When "disinformation" takes the form of threats.
In an informative account of Russian public statements during the run-up to Victory Day, the commemoration on May 9th of Allied victory (specifically Soviet victory, which functionally means Russian victory) in Europe at the close of World War II, Newsweek describes an intensification of Russian official and semi-official statements about its war in Ukraine. From Russian television: "Zelenskyy must be wiped from the face of the earth." From President Putin: any countries that intervene in Russian military operations and create "unacceptable threats for us that are strategic in nature" would be met with a "lightning-fast" response. (Presumably that's the speed of a hypersonic strike weapon, and not, say, a road-bound armored column.) From Foreign Minister Sergey Lavrov: "NATO is essentially going to war with Russia through a proxy and arming that proxy." From Deputy Foreign Minister Sergei Ryabkov: Russia will consider U.S. and NATO vehicles transporting weapons on Ukrainian territory as "legitimate military targets."

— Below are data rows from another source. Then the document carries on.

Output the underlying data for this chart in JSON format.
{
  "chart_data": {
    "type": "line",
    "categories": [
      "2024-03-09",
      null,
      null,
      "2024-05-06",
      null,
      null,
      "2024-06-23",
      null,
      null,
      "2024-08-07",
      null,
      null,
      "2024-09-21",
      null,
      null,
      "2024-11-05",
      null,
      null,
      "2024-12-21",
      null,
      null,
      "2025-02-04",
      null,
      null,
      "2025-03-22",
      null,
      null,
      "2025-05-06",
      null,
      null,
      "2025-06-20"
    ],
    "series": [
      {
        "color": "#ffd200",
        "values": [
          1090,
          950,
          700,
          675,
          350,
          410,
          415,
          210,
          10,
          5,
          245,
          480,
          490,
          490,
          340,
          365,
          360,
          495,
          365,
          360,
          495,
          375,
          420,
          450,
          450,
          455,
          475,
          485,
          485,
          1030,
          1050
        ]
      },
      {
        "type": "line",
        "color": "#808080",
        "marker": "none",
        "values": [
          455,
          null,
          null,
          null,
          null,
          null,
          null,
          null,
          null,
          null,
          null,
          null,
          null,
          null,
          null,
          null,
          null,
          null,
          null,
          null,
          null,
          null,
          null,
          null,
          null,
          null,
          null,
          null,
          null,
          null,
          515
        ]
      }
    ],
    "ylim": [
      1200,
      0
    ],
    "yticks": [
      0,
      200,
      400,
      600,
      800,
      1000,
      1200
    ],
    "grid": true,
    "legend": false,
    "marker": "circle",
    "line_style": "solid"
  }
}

With the exception of Foreign Minister Lavrov's characterization of NATO support for Ukraine as a proxy war against Russia (which while self-serving is not utterly implausible) these statements are more in the nature of threats than they are strict, contrary-to-fact disinformation. Burt they're certainly part of an influence campaign, and may not be intended fully seriously. They are, as the academic commentators Newsweek cites put it, "strategic," and in that sense may be at least first cousin to disinformation.
In any case, Russia appears to be working some kind of result it can claim as victory by May 9th. That outcome seems likely to a race between Russian fires on one side and Ukrainian air defenses, counterfire, and special operations raids on the other.
Disinformation: forged document claims Ukraine is reselling military aid to African countries.
The Atlantic Council offers a debunking of claims in the Kremlin-aligned Telegram channel Rezident that Ukraine planned to sell surplus "armored cars, tanks, submachine guns, rifles, grenades, and bulletproof vests to African countries." All of that materiel, Rezident says, represents equipment Ukrainian forces need at the front, and the story has been amplified in other Telegram accounts as well as various Vkontakte pages. The document being circulated, and which is being represented as an official report from the Ministry of Defense to Ukraine's parliament, is clearly a forgery. It uses Russian orthography, for example, and it refers to organizations that no longer exist. The goal of the disinformation is to insinuate that Ukraine is beset by corruption. Rexident says “While Ukrainian soldiers are dying due to the absence of weaponry, clerks from the Ministry of Defense are selling it under the premise of redundancy,” and adds that the whole (fictitious) scheme amounts to a “cunning scheme of enrichment.”
Concealing the scale of losses.
The British MoD also sees signs that the Russian government is working to minimize public awareness of the size of losses it's sustaining in the invasion of Ukraine. "Russia’s Ministry of Defence has proposed compensation payments for the families of deceased service personnel be overseen by military rather than civilian officials. This likely reflects a desire to hide the true scale of Russia’s losses from the domestic population."